Leymah Gbowee a dix-huit ans et s’apprête à entrer à l’université lorsque la guerre civile éclate au Libéria. Pendant les années qui vont suivre, les troupes de Charles Taylor vont massacrer des centaines de milliers de personnes, souvent pour le simple plaisir de tuer, mettre à sang le pays et ruiner les vies de toute une génération de Libériens mutilés, violés, tués, enrolés de force, affamés, réduits à l’exil.
D’abord abattu par ces années de drame, Leymah Gbowee va relever la tête et prendre son courage à demain pour faire le deuil de la vie dont elle rêvait, tourner la page sur les atrocités qu’elle a vécu et tendre la main aux autres, ces hommes, ces femmes, ces enfants, qui tentent de se reconstruire tant bien que mal.

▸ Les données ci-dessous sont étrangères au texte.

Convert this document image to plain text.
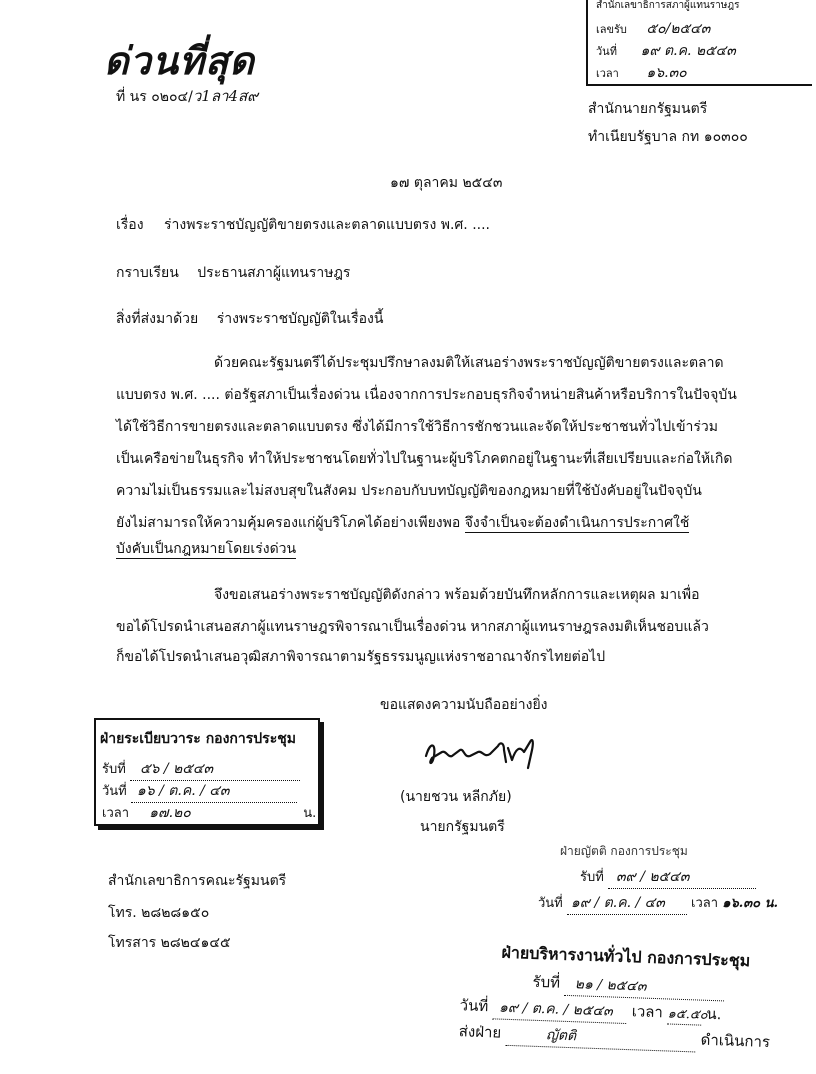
สำนักเลขาธิการสภาผู้แทนราษฎร
เลขรับ ๕๐/๒๕๔๓
วันที่ ๑๙ ต.ค. ๒๕๔๓
เวลา ๑๖.๓๐
ด่วนที่สุด
ที่ นร ๐๒๐๔/ว1ลา4ส๙
สำนักนายกรัฐมนตรี
ทำเนียบรัฐบาล กท ๑๐๓๐๐
๑๗ ตุลาคม ๒๕๔๓
เรื่อง ร่างพระราชบัญญัติขายตรงและตลาดแบบตรง พ.ศ. ....
กราบเรียน ประธานสภาผู้แทนราษฎร
สิ่งที่ส่งมาด้วย ร่างพระราชบัญญัติในเรื่องนี้
ด้วยคณะรัฐมนตรีได้ประชุมปรึกษาลงมติให้เสนอร่างพระราชบัญญัติขายตรงและตลาด
แบบตรง พ.ศ. .... ต่อรัฐสภาเป็นเรื่องด่วน เนื่องจากการประกอบธุรกิจจำหน่ายสินค้าหรือบริการในปัจจุบัน
ได้ใช้วิธีการขายตรงและตลาดแบบตรง ซึ่งได้มีการใช้วิธีการชักชวนและจัดให้ประชาชนทั่วไปเข้าร่วม
เป็นเครือข่ายในธุรกิจ ทำให้ประชาชนโดยทั่วไปในฐานะผู้บริโภคตกอยู่ในฐานะที่เสียเปรียบและก่อให้เกิด
ความไม่เป็นธรรมและไม่สงบสุขในสังคม ประกอบกับบทบัญญัติของกฎหมายที่ใช้บังคับอยู่ในปัจจุบัน
ยังไม่สามารถให้ความคุ้มครองแก่ผู้บริโภคได้อย่างเพียงพอ จึงจำเป็นจะต้องดำเนินการประกาศใช้
บังคับเป็นกฎหมายโดยเร่งด่วน
จึงขอเสนอร่างพระราชบัญญัติดังกล่าว พร้อมด้วยบันทึกหลักการและเหตุผล มาเพื่อ
ขอได้โปรดนำเสนอสภาผู้แทนราษฎรพิจารณาเป็นเรื่องด่วน หากสภาผู้แทนราษฎรลงมติเห็นชอบแล้ว
ก็ขอได้โปรดนำเสนอวุฒิสภาพิจารณาตามรัฐธรรมนูญแห่งราชอาณาจักรไทยต่อไป
ขอแสดงความนับถืออย่างยิ่ง
(นายชวน หลีกภัย)
นายกรัฐมนตรี
ฝ่ายระเบียบวาระ กองการประชุม
รับที่ ๕๖ / ๒๕๔๓
วันที่ ๑๖ / ต.ค. / ๔๓
เวลา ๑๗.๒๐	น.
ฝ่ายญัตติ กองการประชุม
รับที่ ๓๙ / ๒๕๔๓
วันที่ ๑๙ / ต.ค. / ๔๓ เวลา ๑๖.๓๐ น.
สำนักเลขาธิการคณะรัฐมนตรี
โทร. ๒๘๒๘๑๕๐
โทรสาร ๒๘๒๔๑๔๕	ฝ่ายบริหารงานทั่วไป กองการประชุม
รับที่ ๒๑ / ๒๕๔๓
วันที่ ๑๙ / ต.ค. / ๒๕๔๓ เวลา ๑๕.๕๐ น.
ส่งฝ่าย	ญัตติ	ดำเนินการ
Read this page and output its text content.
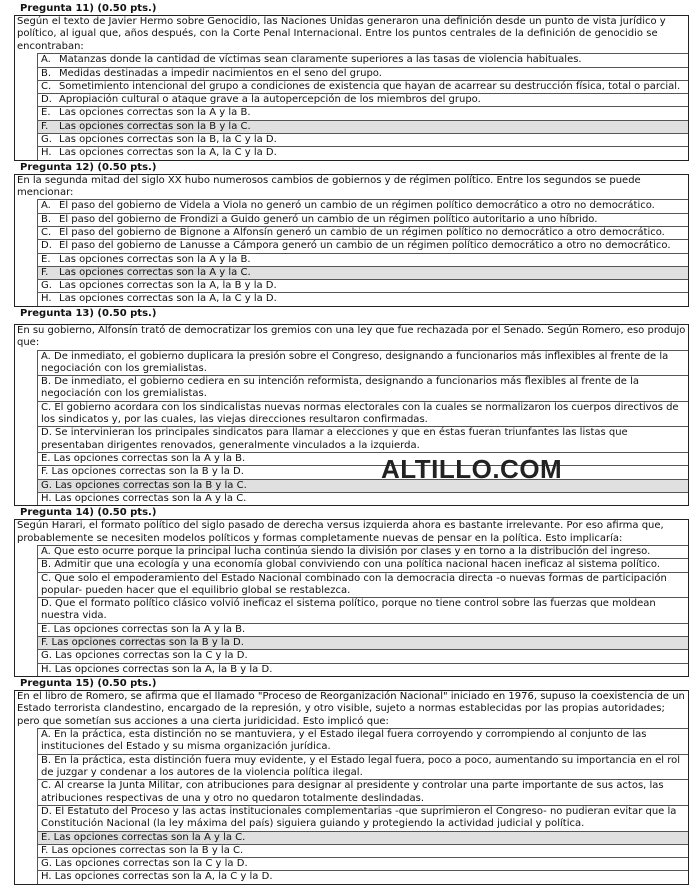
Pregunta 11) (0.50 pts.)
Según el texto de Javier Hermo sobre Genocidio, las Naciones Unidas generaron una definición desde un punto de vista jurídico y político, al igual que, años después, con la Corte Penal Internacional. Entre los puntos centrales de la definición de genocidio se encontraban:
A. Matanzas donde la cantidad de víctimas sean claramente superiores a las tasas de violencia habituales.
B. Medidas destinadas a impedir nacimientos en el seno del grupo.
C. Sometimiento intencional del grupo a condiciones de existencia que hayan de acarrear su destrucción física, total o parcial.
D. Apropiación cultural o ataque grave a la autopercepción de los miembros del grupo.
E. Las opciones correctas son la A y la B.
F.	Las opciones correctas son la B y la C.
G. Las opciones correctas son la B, la C y la D.
H. Las opciones correctas son la A, la C y la D.
Pregunta 12) (0.50 pts.)
En la segunda mitad del siglo XX hubo numerosos cambios de gobiernos y de régimen político. Entre los segundos se puede mencionar:
A. El paso del gobierno de Videla a Viola no generó un cambio de un régimen político democrático a otro no democrático.
B. El paso del gobierno de Frondizi a Guido generó un cambio de un régimen político autoritario a uno híbrido.
C. El paso del gobierno de Bignone a Alfonsín generó un cambio de un régimen político no democrático a otro democrático.
D. El paso del gobierno de Lanusse a Cámpora generó un cambio de un régimen político democrático a otro no democrático.
E. Las opciones correctas son la A y la B.
F.	Las opciones correctas son la A y la C.
G. Las opciones correctas son la A, la B y la D.
H. Las opciones correctas son la A, la C y la D.
Pregunta 13) (0.50 pts.)
En su gobierno, Alfonsín trató de democratizar los gremios con una ley que fue rechazada por el Senado. Según Romero, eso produjo que:
A. De inmediato, el gobierno duplicara la presión sobre el Congreso, designando a funcionarios más inflexibles al frente de la negociación con los gremialistas.
B. De inmediato, el gobierno cediera en su intención reformista, designando a funcionarios más flexibles al frente de la negociación con los gremialistas.
C. El gobierno acordara con los sindicalistas nuevas normas electorales con la cuales se normalizaron los cuerpos directivos de los sindicatos y, por las cuales, las viejas direcciones resultaron confirmadas.
D. Se intervinieran los principales sindicatos para llamar a elecciones y que en éstas fueran triunfantes las listas que presentaban dirigentes renovados, generalmente vinculados a la izquierda.
E. Las opciones correctas son la A y la B.
F. Las opciones correctas son la B y la D.
G. Las opciones correctas son la B y la C.
H. Las opciones correctas son la A y la C.
Pregunta 14) (0.50 pts.)
Según Harari, el formato político del siglo pasado de derecha versus izquierda ahora es bastante irrelevante. Por eso afirma que, probablemente se necesiten modelos políticos y formas completamente nuevas de pensar en la política. Esto implicaría:
A. Que esto ocurre porque la principal lucha continúa siendo la división por clases y en torno a la distribución del ingreso.
B. Admitir que una ecología y una economía global conviviendo con una política nacional hacen ineficaz al sistema político.
C. Que solo el empoderamiento del Estado Nacional combinado con la democracia directa -o nuevas formas de participación popular- pueden hacer que el equilibrio global se restablezca.
D. Que el formato político clásico volvió ineficaz el sistema político, porque no tiene control sobre las fuerzas que moldean nuestra vida.
E. Las opciones correctas son la A y la B.
F. Las opciones correctas son la B y la D.
G. Las opciones correctas son la C y la D.
H. Las opciones correctas son la A, la B y la D.
Pregunta 15) (0.50 pts.)
En el libro de Romero, se afirma que el llamado "Proceso de Reorganización Nacional" iniciado en 1976, supuso la coexistencia de un Estado terrorista clandestino, encargado de la represión, y otro visible, sujeto a normas establecidas por las propias autoridades; pero que sometían sus acciones a una cierta juridicidad. Esto implicó que:
A. En la práctica, esta distinción no se mantuviera, y el Estado ilegal fuera corroyendo y corrompiendo al conjunto de las instituciones del Estado y su misma organización jurídica.
B. En la práctica, esta distinción fuera muy evidente, y el Estado legal fuera, poco a poco, aumentando su importancia en el rol de juzgar y condenar a los autores de la violencia política ilegal.
C. Al crearse la Junta Militar, con atribuciones para designar al presidente y controlar una parte importante de sus actos, las atribuciones respectivas de una y otro no quedaron totalmente deslindadas.
D. El Estatuto del Proceso y las actas institucionales complementarias -que suprimieron el Congreso- no pudieran evitar que la Constitución Nacional (la ley máxima del país) siguiera guiando y protegiendo la actividad judicial y política.
E. Las opciones correctas son la A y la C.
F. Las opciones correctas son la B y la C.
G. Las opciones correctas son la C y la D.
H. Las opciones correctas son la A, la C y la D.
ALTILLO.COM
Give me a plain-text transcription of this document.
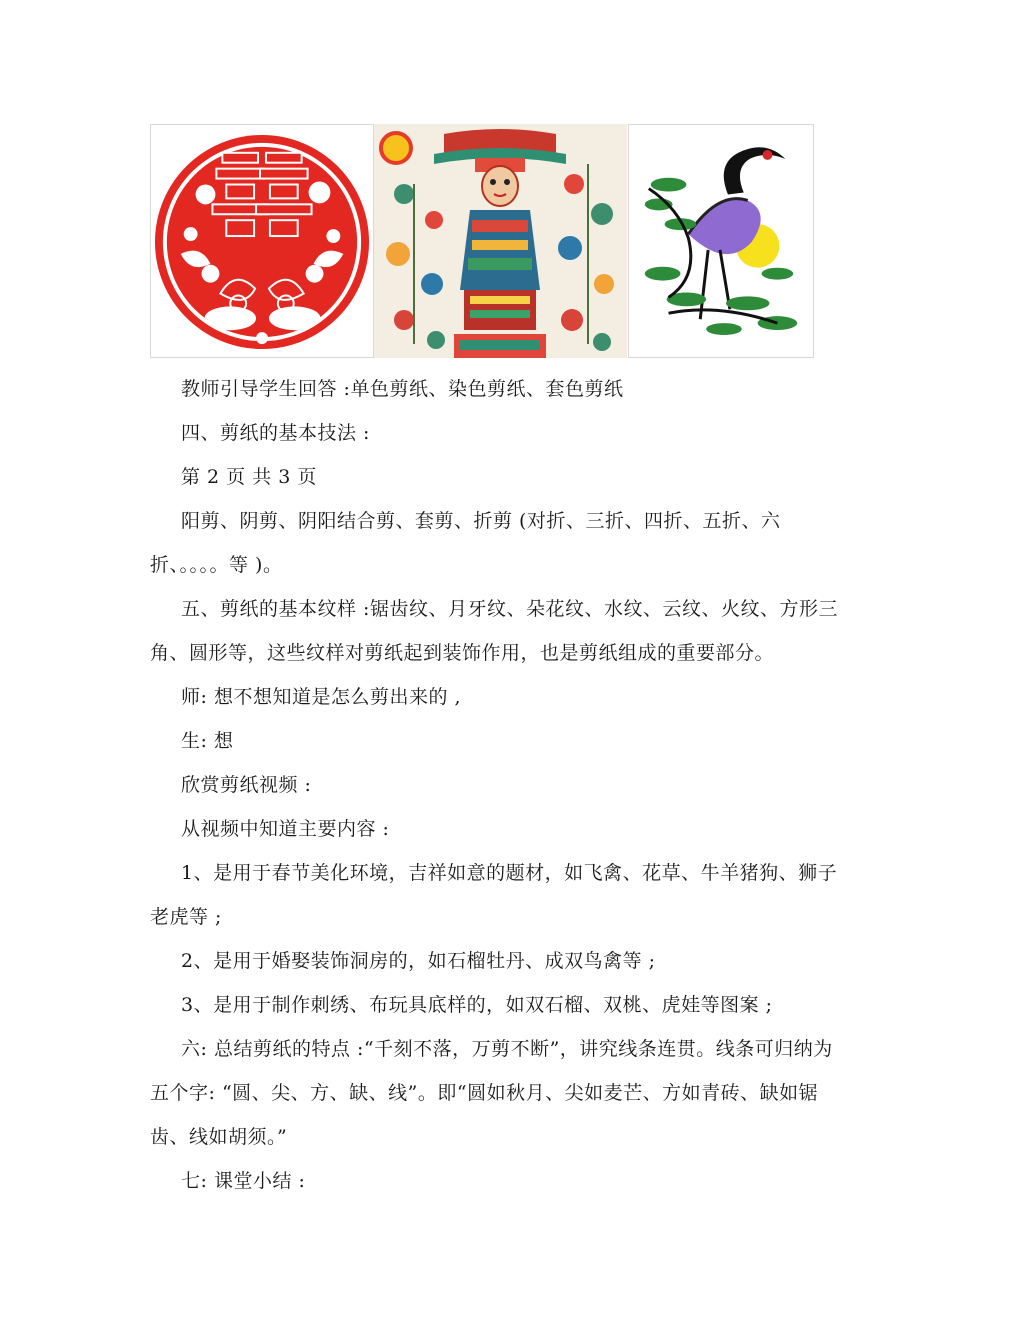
教师引导学生回答 :单色剪纸、染色剪纸、套色剪纸
四、剪纸的基本技法 :
第 2 页 共 3 页
阳剪、阴剪、阴阳结合剪、套剪、折剪 (对折、三折、四折、五折、六
折、。。。。等 )。
五、剪纸的基本纹样 :锯齿纹、月牙纹、朵花纹、水纹、云纹、火纹、方形三
角、圆形等，这些纹样对剪纸起到装饰作用，也是剪纸组成的重要部分。
师: 想不想知道是怎么剪出来的 ,
生: 想
欣赏剪纸视频 :
从视频中知道主要内容 :
1、是用于春节美化环境，吉祥如意的题材，如飞禽、花草、牛羊猪狗、狮子
老虎等 ;
2、是用于婚娶装饰洞房的，如石榴牡丹、成双鸟禽等 ;
3、是用于制作刺绣、布玩具底样的，如双石榴、双桃、虎娃等图案 ;
六: 总结剪纸的特点 :“千刻不落，万剪不断”，讲究线条连贯。线条可归纳为
五个字: “圆、尖、方、缺、线”。即“圆如秋月、尖如麦芒、方如青砖、缺如锯
齿、线如胡须。”
七: 课堂小结 :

Elle va en particulier militer aux côtés des Libériennes, trop souvent reléguées au second plan car, elle en est convaincue, une paix durable passe par l’implication des femmes.
Au-delà de l’histoire d’un pays, c’est la vie d’une femme que l’on suit tout au long des pages de ce témoignage. Leymah Gbowee se livre sans fard et raconte son expérience de réfugiée, de femme battue, de (trop) jeune mère qui n’a rien d’autre pour se battre qu’une tête bien faite et une volonté de fer. Carol Mithers, qui se fait le porte-parole de cette voix de l’Afrique saisit parfaitement à la fois toute l’horreur et toute l’humanité de la vie de Leymah Gbowee. Résultat: un témoignage inestimable et un très beau texte.